Comprised of an outpatient clinic, the Methadone Clinic and outpatient rehabilitation programs, the Chemical Dependency Service provides a one month rotation during the PGY-2 year. Residents receive training in evaluation, treatment and detoxification of substance use disorders from a subspecialist in addictions psychiatry as well as from other experts.

Ambulatory Behavioral Care Service

The diversity encountered in the outpatient services probably surpasses any of the resident’s previous training experiences. Case-mix is extremely broad in terms of both diagnosis and level of instrumental functioning. Residents see a wide range of disorders rarely encountered in inpatient settings while also providing aftercare to patients with chronic mental illness who have been discharged from the hospital. The approach to therapeutics is similarly varied and is supervised by faculty with expertise in specific areas of clinical concentration. Psychotherapy training encompasses a broad spectrum of modalities including psychodynamic psychotherapy, CBT, group therapy and family therapy. Medication is used in the management of a variety of acute disorders as well as in maintenance treatment and is routinely combined with psychotherapy. Residents also train in our partial hospital and may provide consultation to other clinical departments.

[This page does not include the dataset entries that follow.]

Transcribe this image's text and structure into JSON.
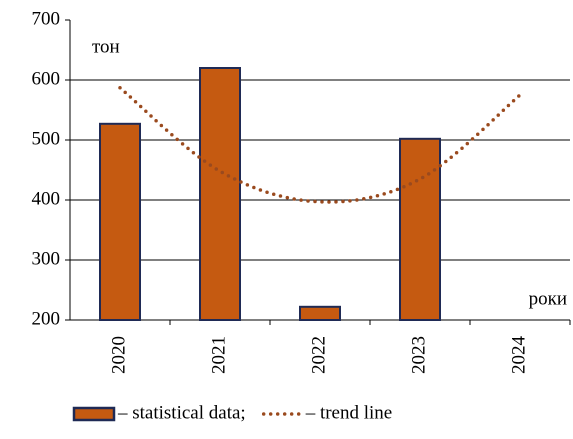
{
  "chart_data": {
    "type": "bar",
    "categories": [
      "2020",
      "2021",
      "2022",
      "2023",
      "2024"
    ],
    "y_label": "тон",
    "x_label": "роки",
    "series": [
      {
        "name": "– statistical data;",
        "type": "bar",
        "color": "#c55a11",
        "values": [
          527,
          620,
          222,
          502,
          null
        ]
      },
      {
        "name": "– trend line",
        "type": "line",
        "line_style": "dotted",
        "color": "#9a4a1e",
        "values": [
          587,
          448,
          397,
          435,
          575
        ]
      }
    ],
    "ylim": [
      200,
      700
    ],
    "yticks": [
      200,
      300,
      400,
      500,
      600,
      700
    ],
    "grid": true,
    "legend": "bottom"
  }
}
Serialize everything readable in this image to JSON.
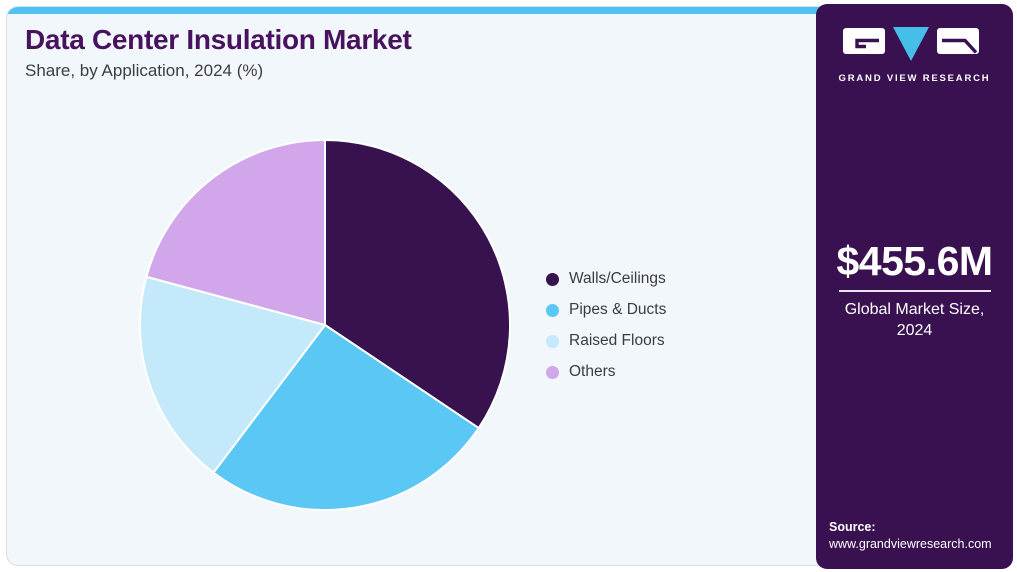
{
  "header": {
    "title": "Data Center Insulation Market",
    "subtitle": "Share, by Application, 2024 (%)"
  },
  "chart_data": {
    "type": "pie",
    "title": "Data Center Insulation Market Share, by Application, 2024 (%)",
    "categories": [
      "Walls/Ceilings",
      "Pipes & Ducts",
      "Raised Floors",
      "Others"
    ],
    "values": [
      34.4,
      25.9,
      18.9,
      20.8
    ],
    "unit": "%",
    "colors": [
      "#38114F",
      "#5BC7F4",
      "#C3E9FA",
      "#D1A6EA"
    ],
    "legend_position": "right",
    "start_angle_deg": 0,
    "direction": "clockwise",
    "slice_border_color": "#ffffff"
  },
  "sidebar": {
    "brand_name": "GRAND VIEW RESEARCH",
    "market_size_value": "$455.6M",
    "market_size_caption_line1": "Global Market Size,",
    "market_size_caption_line2": "2024",
    "source_label": "Source:",
    "source_url": "www.grandviewresearch.com"
  },
  "colors": {
    "accent_strip_blue": "#4EC3F0",
    "sidebar_purple": "#3A1150",
    "title_purple": "#48125F",
    "logo_triangle_blue": "#45BEE8",
    "card_background": "#F1F7FA"
  }
}
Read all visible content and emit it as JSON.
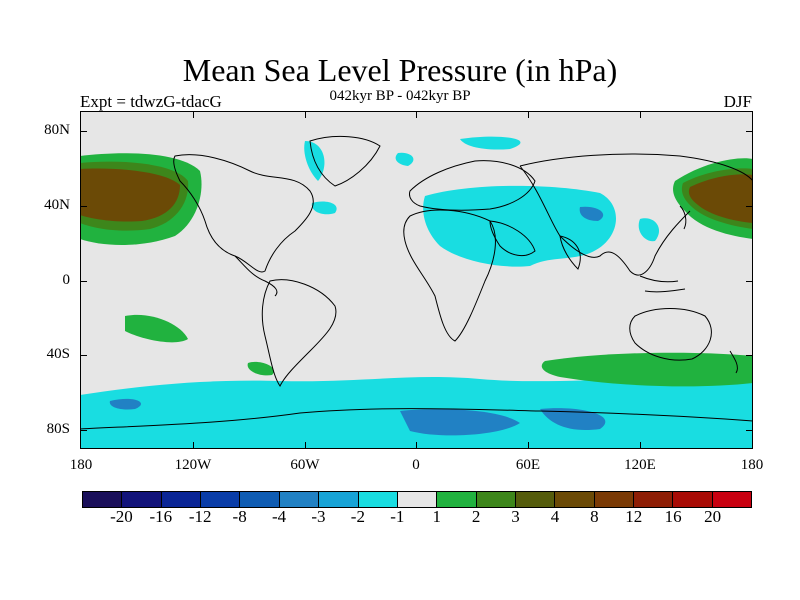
{
  "title": "Mean Sea Level Pressure (in hPa)",
  "subtitle_left": "Expt = tdwzG-tdacG",
  "subtitle_center": "042kyr BP - 042kyr BP",
  "subtitle_right": "DJF",
  "lat_labels": [
    "80N",
    "40N",
    "0",
    "40S",
    "80S"
  ],
  "lon_labels": [
    "180",
    "120W",
    "60W",
    "0",
    "60E",
    "120E",
    "180"
  ],
  "colorbar": {
    "colors": [
      "#1a0f5a",
      "#12137a",
      "#0a2596",
      "#0a3da8",
      "#0f5cb3",
      "#2181c4",
      "#17a3d6",
      "#19dde1",
      "#e6e6e6",
      "#21b23f",
      "#3d861b",
      "#555c0c",
      "#6b4a06",
      "#7a3a05",
      "#8e1e05",
      "#a80b05",
      "#c80010"
    ],
    "labels": [
      "-20",
      "-16",
      "-12",
      "-8",
      "-4",
      "-3",
      "-2",
      "-1",
      "1",
      "2",
      "3",
      "4",
      "8",
      "12",
      "16",
      "20"
    ]
  },
  "legend_colors": {
    "background": "#e6e6e6",
    "cyan": "#19dde1",
    "blue": "#2181c4",
    "green": "#21b23f",
    "olive": "#3d861b",
    "brown": "#6b4a06"
  }
}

This is a 12-month rotation for third year residents. PGY-4 residents spend one day each week in the clinic continuing with long-term psychotherapy patients and a selection of medication management cases.

Clinical Electives

Four months of elective time is scheduled during the PGY-4 year during which experience is obtained in a clinical area of interest within the hospital or at other institutions. Popular electives have included, Addiction Psychiatry, the CPEP including the Mobile Crisis Unit, Forensic Psychiatry, Neurology Clinic at NYC Health + Hospitals/Queens, international electives through the Global Health Program, and Consultation-Liaison and Electroconvulsive Therapy at Mount Sinai Hospital. 

As previously mentioned, residents may elect to use this time for research.